Bin Laden is said to be in Pakistani
tribal lands on the Afghan border

Mashal said he was present in the Tora Bora mountains during the December 2001 operation, and that while US forces were not there in uniform, green berets in plain clothes, some
disguised in Uzbek style dress, were present.

He said that while 800 or 900 Arabs fled Tora Bora for Pakistan's Khyber tribal region, senior al-Qaida leaders trekked across to Parachinar on foot, mule and horseback with the help of some Sulemankheil tribal elders.

Camps

Mashal said bin Laden later re-crossed the border to Khost where Taliban leader Jalaluddin Haqqani gave him refuge, before returning to Pakistan, this time heading for Miranshah, the main town in another tribal region, North Waziristan.

Mashal said he had gone to Pakistan himself, searching for bin Laden and his deputy Ayman al-Zawahri in camps of al-Qaida fighters at Parachinar, Shawal, Daddakheil and Miranshah.

"I visited all the camps, where there were Chechens, Uzbeks, but I was not able to find clues about the whereabouts of Osama or al-Zawahri," he told Geo.

Mashal suspects the al-Qaida leader is still moving around Pakistan's tribal lands, guarded by Taliban and Arab fighters.

"His exact location is not clear for he changes his location and is on the move ... He is guarded by Haqqani's men and Yemenis."

Reports denied 

"His exact location is not clear for he changes his location and is on the move ... He is guarded by Haqqani's men and Yemenis"

Lutfullah Mashal, spokesman,
Afghan Interior Ministry

US officials have repeatedly said bin Laden, who has evaded a US-led manhunt since the 11 September 2001 attacks, is probably still hiding in the rugged mountains between Pakistan and Afghanistan.

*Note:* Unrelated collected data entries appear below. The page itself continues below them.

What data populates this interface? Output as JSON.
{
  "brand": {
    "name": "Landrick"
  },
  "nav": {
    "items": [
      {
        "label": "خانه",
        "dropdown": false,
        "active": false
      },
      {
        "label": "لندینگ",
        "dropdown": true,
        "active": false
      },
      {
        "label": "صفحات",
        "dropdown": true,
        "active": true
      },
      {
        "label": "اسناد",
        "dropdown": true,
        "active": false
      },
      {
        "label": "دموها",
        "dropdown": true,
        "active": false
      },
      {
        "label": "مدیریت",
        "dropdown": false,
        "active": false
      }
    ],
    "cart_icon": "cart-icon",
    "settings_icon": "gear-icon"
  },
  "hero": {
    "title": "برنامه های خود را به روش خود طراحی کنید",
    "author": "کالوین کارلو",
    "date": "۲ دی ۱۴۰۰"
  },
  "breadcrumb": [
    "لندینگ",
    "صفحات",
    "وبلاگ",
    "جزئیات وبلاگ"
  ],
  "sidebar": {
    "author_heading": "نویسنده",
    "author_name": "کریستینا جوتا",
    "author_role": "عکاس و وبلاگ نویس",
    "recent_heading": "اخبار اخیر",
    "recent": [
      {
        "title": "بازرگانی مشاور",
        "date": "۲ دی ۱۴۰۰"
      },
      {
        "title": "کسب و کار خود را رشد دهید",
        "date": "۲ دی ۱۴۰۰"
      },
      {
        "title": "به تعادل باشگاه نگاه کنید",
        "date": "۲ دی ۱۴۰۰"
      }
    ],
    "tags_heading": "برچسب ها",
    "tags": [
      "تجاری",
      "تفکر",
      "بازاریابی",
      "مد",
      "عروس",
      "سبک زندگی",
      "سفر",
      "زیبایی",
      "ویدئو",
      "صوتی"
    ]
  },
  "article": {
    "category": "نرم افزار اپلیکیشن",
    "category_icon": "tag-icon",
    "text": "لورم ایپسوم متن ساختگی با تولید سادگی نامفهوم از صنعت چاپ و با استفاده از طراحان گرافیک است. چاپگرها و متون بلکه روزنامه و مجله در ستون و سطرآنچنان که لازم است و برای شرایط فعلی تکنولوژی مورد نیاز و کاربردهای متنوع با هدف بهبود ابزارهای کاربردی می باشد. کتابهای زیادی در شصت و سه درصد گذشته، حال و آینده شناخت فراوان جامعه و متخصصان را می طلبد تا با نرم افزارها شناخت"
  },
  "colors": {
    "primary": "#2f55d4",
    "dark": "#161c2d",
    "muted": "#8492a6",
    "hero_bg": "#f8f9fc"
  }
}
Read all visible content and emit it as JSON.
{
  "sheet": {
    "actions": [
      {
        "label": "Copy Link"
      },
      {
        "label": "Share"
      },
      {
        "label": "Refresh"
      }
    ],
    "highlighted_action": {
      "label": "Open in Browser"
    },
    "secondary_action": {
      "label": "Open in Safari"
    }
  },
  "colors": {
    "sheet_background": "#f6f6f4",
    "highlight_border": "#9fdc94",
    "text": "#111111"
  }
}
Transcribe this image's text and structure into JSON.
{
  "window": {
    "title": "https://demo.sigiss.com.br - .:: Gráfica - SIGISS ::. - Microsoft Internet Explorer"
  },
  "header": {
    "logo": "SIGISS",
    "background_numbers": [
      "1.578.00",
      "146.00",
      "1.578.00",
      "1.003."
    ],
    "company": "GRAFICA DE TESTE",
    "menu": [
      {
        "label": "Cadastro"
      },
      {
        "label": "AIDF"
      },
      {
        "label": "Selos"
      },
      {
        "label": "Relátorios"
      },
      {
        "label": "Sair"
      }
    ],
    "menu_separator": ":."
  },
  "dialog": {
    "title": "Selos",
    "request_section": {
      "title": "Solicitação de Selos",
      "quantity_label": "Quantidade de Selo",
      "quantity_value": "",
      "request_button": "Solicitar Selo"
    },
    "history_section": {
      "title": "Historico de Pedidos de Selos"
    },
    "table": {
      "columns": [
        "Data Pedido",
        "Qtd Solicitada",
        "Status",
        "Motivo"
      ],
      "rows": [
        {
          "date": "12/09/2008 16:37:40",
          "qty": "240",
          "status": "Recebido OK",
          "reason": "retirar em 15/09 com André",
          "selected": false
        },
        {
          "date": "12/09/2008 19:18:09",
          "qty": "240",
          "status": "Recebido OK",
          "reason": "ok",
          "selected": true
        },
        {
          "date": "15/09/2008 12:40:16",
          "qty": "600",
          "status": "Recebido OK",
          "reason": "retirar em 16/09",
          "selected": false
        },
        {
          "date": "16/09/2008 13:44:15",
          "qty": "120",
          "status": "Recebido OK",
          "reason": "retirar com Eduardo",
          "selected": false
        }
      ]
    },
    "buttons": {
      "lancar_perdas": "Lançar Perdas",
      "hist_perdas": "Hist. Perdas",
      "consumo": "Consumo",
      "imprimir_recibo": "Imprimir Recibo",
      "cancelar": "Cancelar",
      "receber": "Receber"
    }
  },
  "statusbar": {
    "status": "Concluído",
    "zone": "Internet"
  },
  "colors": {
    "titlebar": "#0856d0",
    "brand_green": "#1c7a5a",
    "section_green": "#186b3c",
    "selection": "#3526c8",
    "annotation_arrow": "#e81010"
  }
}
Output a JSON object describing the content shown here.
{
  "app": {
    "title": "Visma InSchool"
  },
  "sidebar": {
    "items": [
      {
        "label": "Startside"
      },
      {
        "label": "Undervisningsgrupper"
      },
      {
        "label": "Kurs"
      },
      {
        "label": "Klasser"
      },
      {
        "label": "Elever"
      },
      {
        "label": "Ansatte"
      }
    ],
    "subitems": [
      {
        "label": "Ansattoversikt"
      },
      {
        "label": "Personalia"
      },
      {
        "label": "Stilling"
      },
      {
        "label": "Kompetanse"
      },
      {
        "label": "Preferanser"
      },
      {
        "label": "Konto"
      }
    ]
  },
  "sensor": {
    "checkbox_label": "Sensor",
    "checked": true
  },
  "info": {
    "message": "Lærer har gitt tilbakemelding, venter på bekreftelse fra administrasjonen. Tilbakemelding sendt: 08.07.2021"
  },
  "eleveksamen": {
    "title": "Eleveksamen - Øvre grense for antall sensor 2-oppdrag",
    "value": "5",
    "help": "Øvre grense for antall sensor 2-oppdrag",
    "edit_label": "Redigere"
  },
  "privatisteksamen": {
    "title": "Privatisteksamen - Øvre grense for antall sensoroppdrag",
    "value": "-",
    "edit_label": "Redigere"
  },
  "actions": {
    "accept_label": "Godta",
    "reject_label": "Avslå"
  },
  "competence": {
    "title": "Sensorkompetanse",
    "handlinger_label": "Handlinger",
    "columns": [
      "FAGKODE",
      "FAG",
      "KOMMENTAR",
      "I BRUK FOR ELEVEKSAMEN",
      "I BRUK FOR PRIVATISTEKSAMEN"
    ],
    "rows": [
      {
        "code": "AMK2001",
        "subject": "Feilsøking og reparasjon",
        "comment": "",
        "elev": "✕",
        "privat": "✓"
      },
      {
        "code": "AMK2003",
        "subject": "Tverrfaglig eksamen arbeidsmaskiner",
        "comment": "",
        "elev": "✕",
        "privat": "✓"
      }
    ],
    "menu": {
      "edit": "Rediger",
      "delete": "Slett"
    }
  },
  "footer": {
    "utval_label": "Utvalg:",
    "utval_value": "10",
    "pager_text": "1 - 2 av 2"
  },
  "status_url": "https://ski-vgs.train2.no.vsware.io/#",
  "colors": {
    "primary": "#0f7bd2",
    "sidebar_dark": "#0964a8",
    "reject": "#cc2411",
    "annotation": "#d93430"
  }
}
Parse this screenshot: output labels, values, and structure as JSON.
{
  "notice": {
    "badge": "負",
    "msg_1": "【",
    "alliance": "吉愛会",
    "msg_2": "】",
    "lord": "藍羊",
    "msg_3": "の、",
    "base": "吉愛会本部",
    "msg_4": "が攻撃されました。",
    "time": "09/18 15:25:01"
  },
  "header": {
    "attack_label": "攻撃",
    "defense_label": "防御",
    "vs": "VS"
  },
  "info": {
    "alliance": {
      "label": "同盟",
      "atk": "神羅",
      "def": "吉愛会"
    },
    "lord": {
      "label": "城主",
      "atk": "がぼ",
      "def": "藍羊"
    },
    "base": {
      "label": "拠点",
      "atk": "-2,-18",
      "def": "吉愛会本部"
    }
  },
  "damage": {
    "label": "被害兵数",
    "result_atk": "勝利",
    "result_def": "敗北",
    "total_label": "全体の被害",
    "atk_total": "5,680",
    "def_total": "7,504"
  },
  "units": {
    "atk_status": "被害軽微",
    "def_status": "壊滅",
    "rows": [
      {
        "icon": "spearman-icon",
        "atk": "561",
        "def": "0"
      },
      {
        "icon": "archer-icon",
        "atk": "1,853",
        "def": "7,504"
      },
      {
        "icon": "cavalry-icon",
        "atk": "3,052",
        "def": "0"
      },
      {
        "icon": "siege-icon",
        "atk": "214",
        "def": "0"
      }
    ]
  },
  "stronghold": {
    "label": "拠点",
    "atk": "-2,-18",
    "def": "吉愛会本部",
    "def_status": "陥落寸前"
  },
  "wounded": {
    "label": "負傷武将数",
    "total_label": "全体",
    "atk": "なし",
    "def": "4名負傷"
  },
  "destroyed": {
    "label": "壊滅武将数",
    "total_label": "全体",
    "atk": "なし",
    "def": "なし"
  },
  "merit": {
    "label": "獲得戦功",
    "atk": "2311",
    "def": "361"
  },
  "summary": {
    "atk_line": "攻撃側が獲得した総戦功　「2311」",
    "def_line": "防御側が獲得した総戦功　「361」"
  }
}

The United States invaded Afghanistan after the Taliban refused to hand over bin Laden - blamed for the attacks on US cities - and overthrew the Taliban in late 2001.

The US military in Afghanistan denied on Wednesday that one of its officers had told reporters that bin Laden was seeking medical attention.

The London-based Arabic newspaper Al-Hayat, citing US Colonel Don McGraw in a briefing with reporters in Kabul, had reported earlier in the day that the world's most wanted man was in poor health and was trying to obtain medical attention.
 
But a US military spokeswoman in Kabul said McGraw had not said that, and had presented the reporters with no new report about the fugitive al-Qaida leader.